Necesitaba energía suficiente para vivir unas cuantas horas. Jamás dividía la lectura de un libro. Comenzaba y no se detenía hasta llegar a la última página. Dependiendo del tamaño del ejemplar, así era su ingesta de cafeína, taurina, guaraná o incluso efedra. La terapeuta le recriminaba a menudo lo de “dejar todo a medias” y había comenzado a reparar esta mala costumbre con los libros.

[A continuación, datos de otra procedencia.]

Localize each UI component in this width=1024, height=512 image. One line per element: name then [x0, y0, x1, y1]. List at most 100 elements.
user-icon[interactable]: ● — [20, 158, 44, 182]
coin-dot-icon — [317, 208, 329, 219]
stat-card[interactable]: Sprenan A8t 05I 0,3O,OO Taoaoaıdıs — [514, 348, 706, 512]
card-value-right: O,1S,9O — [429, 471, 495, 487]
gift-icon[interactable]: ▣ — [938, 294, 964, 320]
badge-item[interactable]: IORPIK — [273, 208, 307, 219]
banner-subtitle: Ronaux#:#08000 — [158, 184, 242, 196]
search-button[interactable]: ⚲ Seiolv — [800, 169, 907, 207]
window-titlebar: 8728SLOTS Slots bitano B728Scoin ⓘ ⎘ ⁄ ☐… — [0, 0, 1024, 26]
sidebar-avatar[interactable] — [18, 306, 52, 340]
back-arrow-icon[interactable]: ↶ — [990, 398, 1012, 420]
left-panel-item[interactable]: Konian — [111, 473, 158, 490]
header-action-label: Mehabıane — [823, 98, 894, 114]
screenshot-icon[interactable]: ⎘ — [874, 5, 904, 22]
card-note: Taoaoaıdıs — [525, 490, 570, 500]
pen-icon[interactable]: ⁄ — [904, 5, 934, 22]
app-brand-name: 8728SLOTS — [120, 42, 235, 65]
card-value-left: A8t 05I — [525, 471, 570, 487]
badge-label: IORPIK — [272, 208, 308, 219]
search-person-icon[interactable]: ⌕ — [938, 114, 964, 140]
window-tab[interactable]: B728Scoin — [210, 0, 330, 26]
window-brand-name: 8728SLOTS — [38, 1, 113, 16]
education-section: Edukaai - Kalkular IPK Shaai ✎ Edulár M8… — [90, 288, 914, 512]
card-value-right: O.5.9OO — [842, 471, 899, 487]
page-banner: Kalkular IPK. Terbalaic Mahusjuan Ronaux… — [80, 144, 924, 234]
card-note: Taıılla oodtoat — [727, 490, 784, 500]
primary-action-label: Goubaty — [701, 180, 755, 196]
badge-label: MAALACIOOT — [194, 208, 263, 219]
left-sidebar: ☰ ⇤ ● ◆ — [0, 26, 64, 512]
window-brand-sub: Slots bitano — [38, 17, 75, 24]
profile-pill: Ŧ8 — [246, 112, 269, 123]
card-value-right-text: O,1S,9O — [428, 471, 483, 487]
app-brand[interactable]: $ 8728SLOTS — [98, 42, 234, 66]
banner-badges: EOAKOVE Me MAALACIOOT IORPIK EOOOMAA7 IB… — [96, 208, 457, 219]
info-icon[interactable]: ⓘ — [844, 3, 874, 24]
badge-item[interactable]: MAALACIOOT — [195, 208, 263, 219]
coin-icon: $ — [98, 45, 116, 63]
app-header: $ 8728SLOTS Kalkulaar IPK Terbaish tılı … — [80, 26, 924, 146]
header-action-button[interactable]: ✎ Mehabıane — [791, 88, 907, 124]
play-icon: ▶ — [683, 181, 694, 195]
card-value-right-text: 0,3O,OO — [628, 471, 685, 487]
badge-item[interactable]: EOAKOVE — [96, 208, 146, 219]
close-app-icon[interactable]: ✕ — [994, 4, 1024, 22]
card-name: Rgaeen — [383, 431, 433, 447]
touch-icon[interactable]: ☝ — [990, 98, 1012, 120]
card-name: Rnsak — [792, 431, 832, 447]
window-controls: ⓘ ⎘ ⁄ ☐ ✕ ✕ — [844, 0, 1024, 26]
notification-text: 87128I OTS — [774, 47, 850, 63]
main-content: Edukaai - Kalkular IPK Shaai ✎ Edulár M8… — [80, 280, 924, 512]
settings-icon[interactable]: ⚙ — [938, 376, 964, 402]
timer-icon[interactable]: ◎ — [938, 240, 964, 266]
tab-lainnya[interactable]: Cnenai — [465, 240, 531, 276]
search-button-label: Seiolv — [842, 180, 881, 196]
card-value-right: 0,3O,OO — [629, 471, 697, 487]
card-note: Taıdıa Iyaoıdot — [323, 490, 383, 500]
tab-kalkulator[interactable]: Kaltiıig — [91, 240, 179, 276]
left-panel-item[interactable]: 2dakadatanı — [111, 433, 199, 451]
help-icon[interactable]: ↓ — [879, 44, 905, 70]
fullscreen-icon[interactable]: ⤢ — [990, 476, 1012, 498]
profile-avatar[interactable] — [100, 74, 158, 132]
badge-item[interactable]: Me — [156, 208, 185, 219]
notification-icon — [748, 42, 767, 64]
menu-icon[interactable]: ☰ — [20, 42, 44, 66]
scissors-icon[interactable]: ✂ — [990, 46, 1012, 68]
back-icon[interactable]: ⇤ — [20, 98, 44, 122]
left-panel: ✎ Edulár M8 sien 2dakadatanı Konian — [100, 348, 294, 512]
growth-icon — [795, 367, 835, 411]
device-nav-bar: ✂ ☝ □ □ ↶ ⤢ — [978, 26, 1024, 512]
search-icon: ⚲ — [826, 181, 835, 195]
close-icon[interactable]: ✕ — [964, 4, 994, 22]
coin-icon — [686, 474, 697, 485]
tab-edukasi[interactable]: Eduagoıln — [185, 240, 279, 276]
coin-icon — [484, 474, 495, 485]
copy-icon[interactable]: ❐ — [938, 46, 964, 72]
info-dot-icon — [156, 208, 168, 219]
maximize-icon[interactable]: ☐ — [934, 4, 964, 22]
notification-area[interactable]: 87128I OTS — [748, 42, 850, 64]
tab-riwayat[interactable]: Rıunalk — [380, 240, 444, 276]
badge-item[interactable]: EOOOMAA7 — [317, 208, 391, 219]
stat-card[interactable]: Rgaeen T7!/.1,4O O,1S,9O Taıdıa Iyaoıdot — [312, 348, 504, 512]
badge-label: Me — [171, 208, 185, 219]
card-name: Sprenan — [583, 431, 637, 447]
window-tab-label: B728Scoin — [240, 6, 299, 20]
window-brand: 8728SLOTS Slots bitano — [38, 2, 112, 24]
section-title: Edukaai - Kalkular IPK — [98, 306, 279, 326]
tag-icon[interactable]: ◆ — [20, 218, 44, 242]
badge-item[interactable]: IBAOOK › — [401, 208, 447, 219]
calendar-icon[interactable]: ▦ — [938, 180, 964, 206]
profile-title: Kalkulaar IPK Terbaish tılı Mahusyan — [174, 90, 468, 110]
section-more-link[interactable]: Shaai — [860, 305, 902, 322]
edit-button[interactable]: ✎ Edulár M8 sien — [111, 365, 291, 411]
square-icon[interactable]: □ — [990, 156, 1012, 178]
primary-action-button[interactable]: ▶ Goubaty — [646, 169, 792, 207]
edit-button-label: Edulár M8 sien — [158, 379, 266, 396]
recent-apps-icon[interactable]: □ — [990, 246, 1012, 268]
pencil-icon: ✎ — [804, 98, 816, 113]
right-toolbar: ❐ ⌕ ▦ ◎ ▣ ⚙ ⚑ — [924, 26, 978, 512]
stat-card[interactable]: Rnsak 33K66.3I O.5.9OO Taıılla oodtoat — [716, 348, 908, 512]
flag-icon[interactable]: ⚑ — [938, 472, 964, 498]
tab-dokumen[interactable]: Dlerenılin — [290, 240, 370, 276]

Agarró firmemente Crónica del pájaro que da cuerda al mundo de Haruki Murakami, 688 páginas. Calculó que tendría que dedicarle unas trece horas.
Colocó un par de cojines en el sillón, y en el suelo junto a sus pies, una botella con dos litros de café frío y una lima de metal; no soportaba que sus uñas arañasen el papel.
Terminaría a tiempo para la cena. Lo mejor de la lectura es que le permitía entrar en una especie de habitación insonorizada y ninguna de las frases de su madre podía alcanzar sus oídos.
Ya rozando el borde del día siguiente, completó su tarea.
Antes de la cena, su madre colocó sobre la mesa una pequeña palangana con agua, mojó el peine y estiró los cabellos de la hija hasta recogerlos en dos coletas. Después apretó sus mofletes hasta enrojecerlos. La niña se calló y movió sus piernas por debajo de la mesa hasta dejar caer los zapatos de tacón.
La niña encogió y se quedó muda.
Acicalada, caminó hasta la cocina y abrió una barra de pan que rellenó con un par de latas de mejillones. También cogió el chocolate blanco y un tetrabrik de leche. Tras todo el día en ayunas, engulló todos los alimentos en un intento de frenar su ansiedad. Al terminar se arrancó las gomas del pelo con fuerza y de nuevo sintió el cemento en el cuello. Quiso explicarle a su madre que ya había crecido, que sabía peinarse y que había superado aquella etapa en que se empeñaba en llevarla de la mano. Quiso decirle que no quería llevar coletas.
Ahora iba una vez a la semana a terapia para aprender a olvidar pero insistían en que antes debían hurgar bien adentro, en la herida, porque algunos capítulos de todo lo anotado en el cuaderno estaban incompletos.
Quiso explicarle a su madre que ya había crecido pero miró sus pies descalzos, los tacones tirados bajo la mesa, algunos cabellos sueltos en su mano y aquella costra en la rodilla izquierda. Vio también un charco de leche en el que nadaban los restos del bocadillo.
Mordió el chocolate y la niña encogió y se quedó dormida bajo la mesa.
A la mañana siguiente se despertó y gateó hasta su cuarto sin hacer ningún ruido. No quiso despertar a la madre.
Le dolía la cabeza. Caminó hasta el aseo y llenó el lavabo con agua fría, mojó el peine y ella sola se peinó. Estiró bien la melena hasta recogerla en dos coletas, hasta casi achinar sus ojos.
Y allí estaba. La madre la observaba mientras limpiaba con movimientos lentos el espejo.
Después se puso los tacones más altos, llenó un vaso con hielo, añadió algo de café, añadió mucho ron y bebió sin pausa.
Sin despedirse, salió de casa dispuesta a comprar un ramo de flores para luego sentarse con su madre y hablar, hablar recurriendo a la memoria y todo eso que le aconsejaban.
Eligió una docena de rosas amarillas que no quiso combinar con ninguna otra planta. La dependienta insistió en un toque de verde pero no era el día adecuado para tal color.
Anduvo intentando enderezar su espalda al máximo, con el ramo en la mano y las comisuras de sus labios inclinadas hacia abajo.
Abrió la puerta de metal, llegó hasta la tumba de su madre y depositó sobre el cemento el ramo.
Después abrió el bolso y sacó un ejemplar de La puerta de Magda Szabo, 320 páginas.
Eran las doce de la mañana. Calculó que estaría allí leyendo aproximadamente seis horas y media.
Solamente leyendo, conseguía dejar de escuchar la voz de la madre.